Ce n'est qu'en 1795, que le système métrique fut
institué puis légalisé en 1799. On sait moins, qu'il ne fut
obligatoire qu'en 1837 et appliqué en 1840 (45 ans plus tard) !
Il n'est pas possible de lister ici l'exhaustivité
des mesures locales (ex
: la mesure d'Argenton) voici néanmoins quelques repères
indicatifs pour s'y retrouver :
Surface
:
- 1 arpent royal = 100 perches (5 107 m2) = 5
cordes (51,07 ares)
- 1 journal (surface labourable par un homme en
une journée allant de 20 à 35 ares). Cette unité était employée
aussi pour la vigne.
Distance
:
- 1 aulne = 3 pieds 7 pouces 8 lignes (fixé en
1540 par François 1er)
- 1 perche = env. 20 pieds = env. 3 toises
(env. 6 m)
- 1 pas = 0,62 cm
- 1 pied (en. 30 cm) = env. 12 pouces
- 1 pouce (2,7 cm) = 12 lignes
- 1 lieue = 2 000 toises (env. 4km)
Capacité
:
- 1 minot = 6 boisseaux (matières sèches : blé,
sel, charbon)
- 1 muid (env. 300 litres) = 12 setiers
- 1 pipe (de 400 à 600 litres)
- 1 pinte (env 1,5 l.) = 2 chopines
- 1 poinçon en Touraine (env. 230 l.)
Monnaies
- monnaies d'or : l'écu, le louis d'or
- monnaies d'argent : le quart d'écu d'or, le
double tournois
- monnaies de cuivre : le denier tournois, le
liard
La valeur de ces monnaies varia naturellement au
cours du temps et fonction des politiques royales.

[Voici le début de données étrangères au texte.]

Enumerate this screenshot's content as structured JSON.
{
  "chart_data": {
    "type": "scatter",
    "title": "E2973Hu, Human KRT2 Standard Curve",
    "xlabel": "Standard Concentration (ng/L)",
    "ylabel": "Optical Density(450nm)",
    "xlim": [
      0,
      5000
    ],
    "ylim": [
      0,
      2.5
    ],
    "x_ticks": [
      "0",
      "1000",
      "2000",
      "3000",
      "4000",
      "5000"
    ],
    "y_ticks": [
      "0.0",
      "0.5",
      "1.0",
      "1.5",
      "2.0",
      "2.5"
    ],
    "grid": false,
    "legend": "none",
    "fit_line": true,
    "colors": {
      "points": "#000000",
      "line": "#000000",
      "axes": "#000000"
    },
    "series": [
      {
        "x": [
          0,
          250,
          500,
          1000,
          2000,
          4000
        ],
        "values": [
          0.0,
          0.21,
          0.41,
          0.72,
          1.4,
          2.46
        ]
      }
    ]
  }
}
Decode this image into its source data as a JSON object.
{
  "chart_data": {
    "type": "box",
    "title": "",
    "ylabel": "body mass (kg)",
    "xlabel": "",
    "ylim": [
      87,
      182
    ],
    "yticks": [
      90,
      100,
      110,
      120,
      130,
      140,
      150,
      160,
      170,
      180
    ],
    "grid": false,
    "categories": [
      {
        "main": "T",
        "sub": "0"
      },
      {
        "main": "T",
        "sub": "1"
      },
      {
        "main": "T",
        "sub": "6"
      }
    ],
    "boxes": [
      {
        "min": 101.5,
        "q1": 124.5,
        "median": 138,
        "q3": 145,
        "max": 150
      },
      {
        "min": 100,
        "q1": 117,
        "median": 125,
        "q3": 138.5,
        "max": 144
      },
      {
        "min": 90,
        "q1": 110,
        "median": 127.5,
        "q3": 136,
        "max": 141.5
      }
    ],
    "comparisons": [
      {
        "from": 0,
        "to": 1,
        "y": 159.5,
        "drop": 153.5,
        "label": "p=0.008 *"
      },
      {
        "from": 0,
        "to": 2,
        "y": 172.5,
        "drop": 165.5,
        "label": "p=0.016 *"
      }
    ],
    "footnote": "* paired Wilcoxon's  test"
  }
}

Mais dans les documents écrits (rôles
d'imposition, inventaires...) les sommes étaient exprimés en unité
de compte divisée en livres, sols et deniers.
- 1 livre = 12 sols
- 1 sol = 12 deniers
La Mesure d'Argenton
"Acte de notoriété publique de 1704 pour la mesure
du boisseau d'Argenton par devant René PEYROT, bailli et lieutenant
général civil et criminel et de police de la baronnie d'Argenton
pour le duc d'Orléans, seigneur baron d'Argenton. ledit bailli
tenant ses plaids ordinaires :
La mesure d'Argenton est le boisseau ordinaire
plus une jointée (les deux mains réunies pleines de blé) pour toute
sorte de blé, sauf l'avoine qui se mesure comble. Cela se fait aussi
jusqu'au vingtième boisseau inclus, puis au-dessus on en donne 21
pour 20. Le bailli a pris l'avis de 2 avocats et de 78 procureurs du
siège d'Argenton, et aussi des principaux habitants lesquels ont
attesté que le mesurage des blés se pratique ainsi à Argenton de
temps immémorial. Le dit acte a été dressé par le bailli après avoir
aussi oui les gens de son altesse royale le duc d'Orléans. Les
rentes en blé du Prieuré de Longefont sont payables en cinq mesures
différentes, celle de Mézières est la plus grande puis Buzançais,
Argenton, puis Crozant qui est la plus petite de toutes. le setier
d'Argenton est composé de 24 boisseaux, une mine contient 12
boisseaux."
Source : AD Indre - H
881
(Cité par R.MARCEL dans son Encyclopédie... de la province de
Berri)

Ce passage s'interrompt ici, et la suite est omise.